IG Muse: Canditcha’s Instagram Photos

An empty room and blank paper–at countless workshops & speaking engagements, writers advise having those two things in order to create a manuscript. It’s a necessary beginning for many authors, myself included, but once a story takes shape, inspiration needs to come from a source with more to offer than the expansiveness of the blank page. Visual stimulation is as important to me as what life may sound like for the characters I create. I look at photographs to find ever-changing muses.

Photo by Candice Shoulders. @canditcha on Instagram

Photo by Candice Shoulders. @canditcha on Instagram

While writing Poke Sallet Queen & the Family Medicine Wheel, I was captivated by Candice Read Shoulder’s images on Instagram. She posts as @canditcha

They show her modern day life with her husband on their middle Tennessee farm, but most of the images have a vintage filter or style. I’m mesmerized by her ability to capture the beauty of horses in motion and how sunlight moves and changes through the day and the seasons.

Candice and I worked on our high school yearbook together, and after I graduated and moved, and then she graduated and moved, both of us traveling in opposite directions, we found one another via Facebook once we each returned to middle Tennessee to reconnect with the permanent roots we already had here.
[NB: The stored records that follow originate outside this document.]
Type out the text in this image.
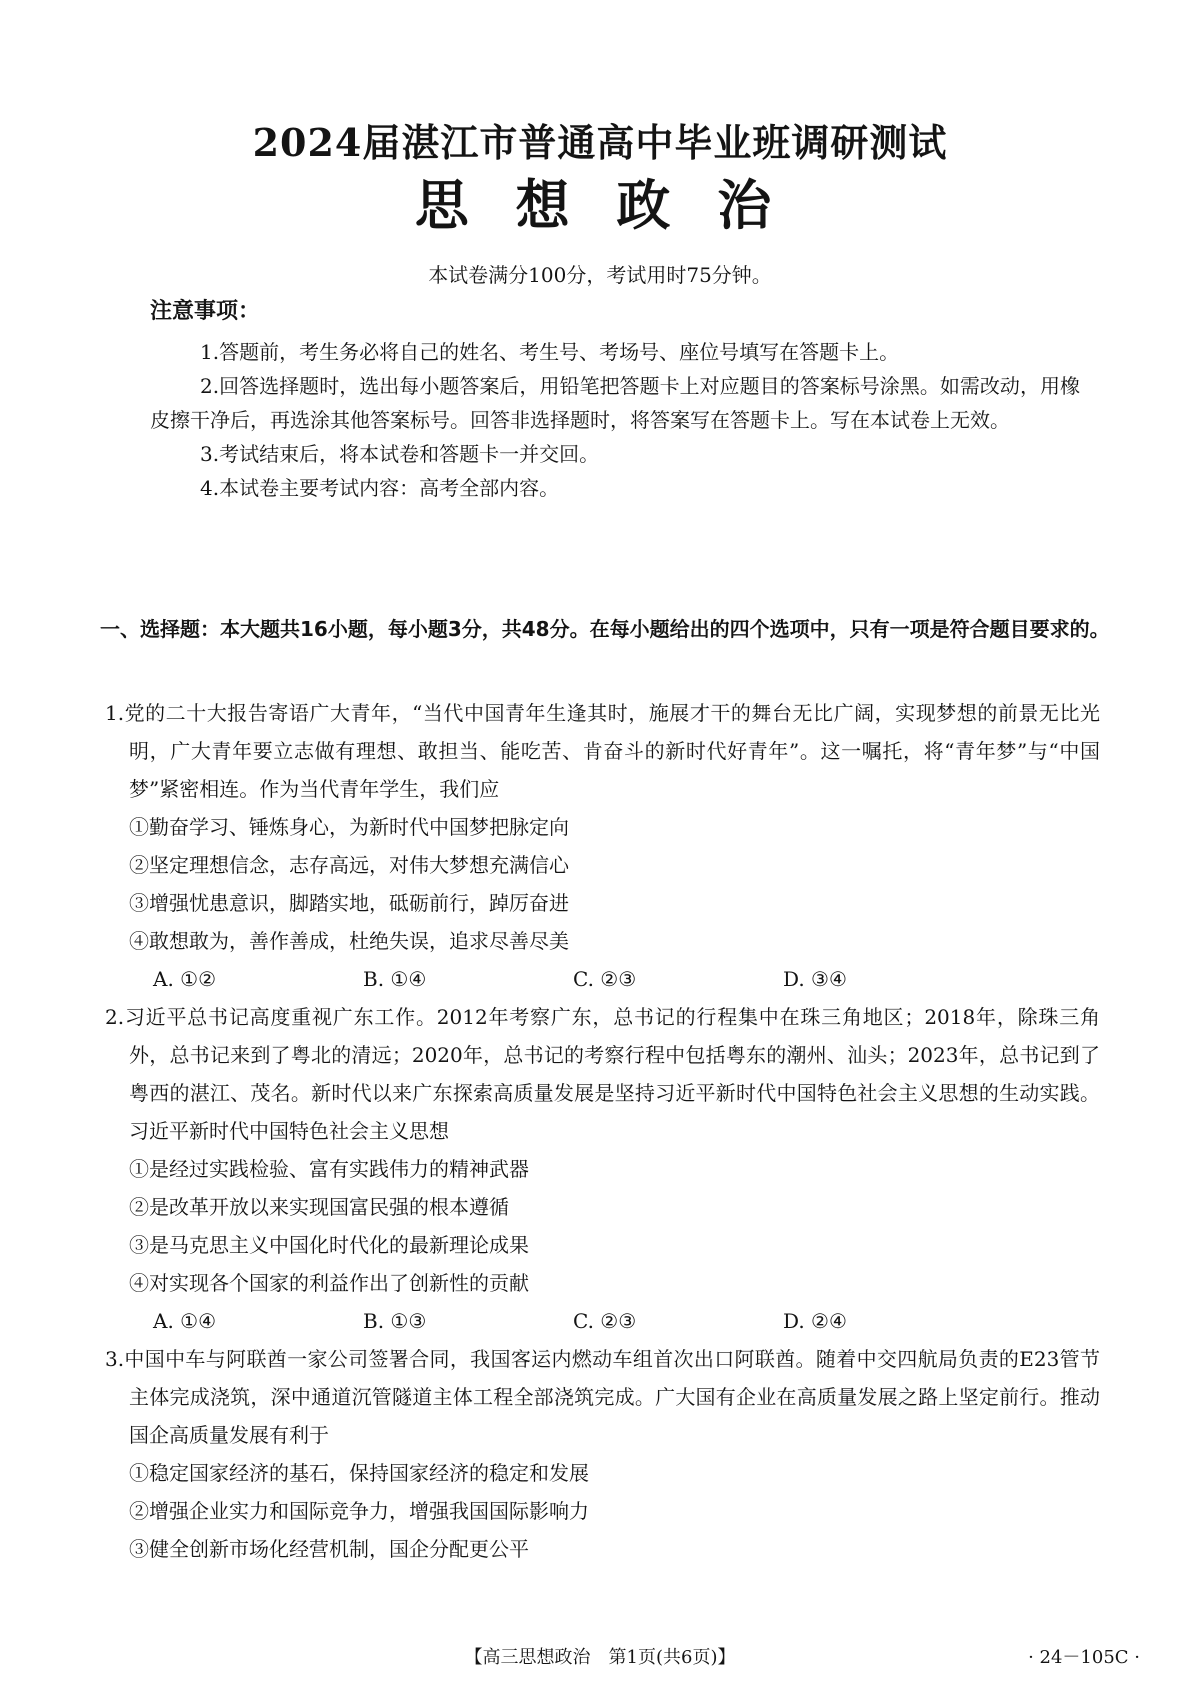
2024届湛江市普通高中毕业班调研测试
思 想 政 治
本试卷满分100分，考试用时75分钟。
注意事项：
1.答题前，考生务必将自己的姓名、考生号、考场号、座位号填写在答题卡上。
2.回答选择题时，选出每小题答案后，用铅笔把答题卡上对应题目的答案标号涂黑。如需改动，用橡皮擦干净后，再选涂其他答案标号。回答非选择题时，将答案写在答题卡上。写在本试卷上无效。
3.考试结束后，将本试卷和答题卡一并交回。
4.本试卷主要考试内容：高考全部内容。
一、选择题：本大题共16小题，每小题3分，共48分。在每小题给出的四个选项中，只有一项是符合题目要求的。
1.党的二十大报告寄语广大青年，“当代中国青年生逢其时，施展才干的舞台无比广阔，实现梦想的前景无比光明，广大青年要立志做有理想、敢担当、能吃苦、肯奋斗的新时代好青年”。这一嘱托，将“青年梦”与“中国梦”紧密相连。作为当代青年学生，我们应
①勤奋学习、锤炼身心，为新时代中国梦把脉定向
②坚定理想信念，志存高远，对伟大梦想充满信心
③增强忧患意识，脚踏实地，砥砺前行，踔厉奋进
④敢想敢为，善作善成，杜绝失误，追求尽善尽美
A. ①②	B. ①④	C. ②③	D. ③④
2.习近平总书记高度重视广东工作。2012年考察广东，总书记的行程集中在珠三角地区；2018年，除珠三角外，总书记来到了粤北的清远；2020年，总书记的考察行程中包括粤东的潮州、汕头；2023年，总书记到了粤西的湛江、茂名。新时代以来广东探索高质量发展是坚持习近平新时代中国特色社会主义思想的生动实践。习近平新时代中国特色社会主义思想
①是经过实践检验、富有实践伟力的精神武器
②是改革开放以来实现国富民强的根本遵循
③是马克思主义中国化时代化的最新理论成果
④对实现各个国家的利益作出了创新性的贡献
A. ①④	B. ①③	C. ②③	D. ②④
3.中国中车与阿联酋一家公司签署合同，我国客运内燃动车组首次出口阿联酋。随着中交四航局负责的E23管节主体完成浇筑，深中通道沉管隧道主体工程全部浇筑完成。广大国有企业在高质量发展之路上坚定前行。推动国企高质量发展有利于
①稳定国家经济的基石，保持国家经济的稳定和发展
②增强企业实力和国际竞争力，增强我国国际影响力
③健全创新市场化经营机制，国企分配更公平
【高三思想政治　第1页(共6页)】	· 24－105C ·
Did technology help me to write my book? Of course, it did, and bringing images directly to my phone from her phone is only one example. When I asked Candice if she had photos of poke sallet in every stage of development–flowering, berrying, ripening, and nodding in a tower back toward the ground–she walked outside and around her farm to take the photos. Each time she sent a photo or tagged me in one, I jumped back into the story with fresh images to pull me along.

Photo by Candice Read Shoulders. @canditcha on Instagram

Photo by Candice Read Shoulders. @canditcha on Instagram

I am honored that she gave me permission to create a slideshow for the book composed of her images. During my reading next Thursday, June 4, 2015, at the Customs House Museum and Cultural Center in Clarksville, TN, I’ll display the slideshow on a large projector during my reading at the art walk. I hope that you will join us.
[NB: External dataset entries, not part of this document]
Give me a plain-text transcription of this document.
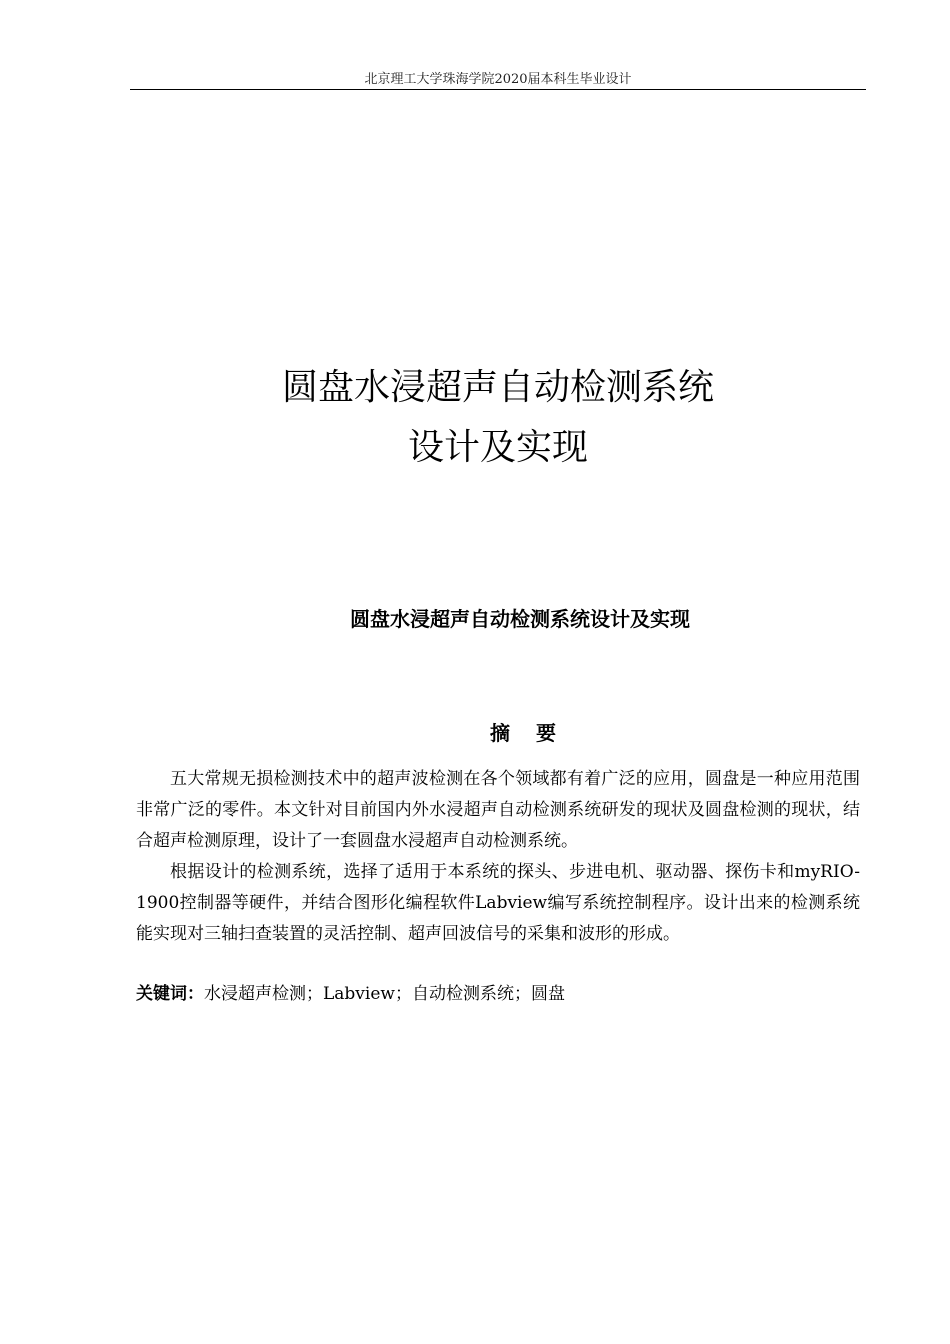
北京理工大学珠海学院2020届本科生毕业设计
圆盘水浸超声自动检测系统
设计及实现
圆盘水浸超声自动检测系统设计及实现
摘 要

五大常规无损检测技术中的超声波检测在各个领域都有着广泛的应用，圆盘是一种应用范围非常广泛的零件。本文针对目前国内外水浸超声自动检测系统研发的现状及圆盘检测的现状，结合超声检测原理，设计了一套圆盘水浸超声自动检测系统。

根据设计的检测系统，选择了适用于本系统的探头、步进电机、驱动器、探伤卡和myRIO-1900控制器等硬件，并结合图形化编程软件Labview编写系统控制程序。设计出来的检测系统能实现对三轴扫查装置的灵活控制、超声回波信号的采集和波形的形成。

关键词：水浸超声检测；Labview；自动检测系统；圆盘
I’ll also display a second slideshow composed of antique and vintage photos of historical places in and around Nashville, as well as rural middle TN families with their musical instruments. The Art walk begins at 5:30 pm. I will be reading from my new book and signing copies. Books will be available for purchase from Seasons, the museum gift store.

Read praise from notable authors and more about Poke Sallet Queen & the Family Medicine Wheel here.

Book available now from all major distributors. Request it from your local library.

Book available now from all major distributors. Request it from your local library.

The Literary Midwife

When a manuscript has been created and moves into the final trimester before delivery, our books go to my literary midwife, Kitty Madden. She is the final Editor for all books at Thorncraft. Because we work with words on paper, the editor can go in and change and adapt as she likes, but only as the author agrees. This is how we work together for every book.

Kitty Madden, Editor for Thorncraft Publishing. Photo by Beverly Fisher

Kitty Madden, Editor for Thorncraft Publishing. Photo by Beverly Fisher

When my journey began, I spent most of my time daydreaming and talking about ideas. I moved on to research and tangible words on paper with instructions. Kitty was one of the few people I trusted with my manuscript, with my growth as an author, and with the crazy idea in my head of publishing books. She marked up every page of my first book, not only with her corrections and questions, but also with positive praise about what I was doing to satisfy a reader and to communicate as I intended for the story to talk. Kitty makes corrections as an editor should, but she does not express the brutal cynicism that some people in books think is an automatic part of the literary landscape (for that, I am grateful…the world has enough cynics). I had no idea that she would encourage the publishing company to materialize, and she believed so truly and thoughtfully that I began to see a reality instead of a dream. She was also vocal about all of the obstacles and how she couldn’t imagine what they might be and wouldn’t want to try to confront them, but she would deliver these books alongside me.

As with any two (or three or four) creative individuals, we don’t always think of the same solution to a problem in our books, but our ability to collaborate offers peace in our work. Generally, one of us concedes at the other’s explanation for “why.”
This is always a fun discussion of, “oh, but I like your way and think maybe it is best.”
“Well, thank you, but I’ve been thinking about the way you changed it and I think it does work.” Etc etc. until we conclude, “Both ways work, and let’s do this.” Usually, we compromise. We trust one another and enjoy the creative process, which makes our work pleasant.

We are well into the final trimester of Melissa Corliss DeLorenzo’s next novel, Talking Underwater.
When we formatted the book, Melissa asked, “Will Kitty begin editing now?”
I said, yes, and Melissa expressed her relief. This is always affirmation that Kitty’s words coax the highest expression of the book into the world while comforting, reassuring, and coaching the author.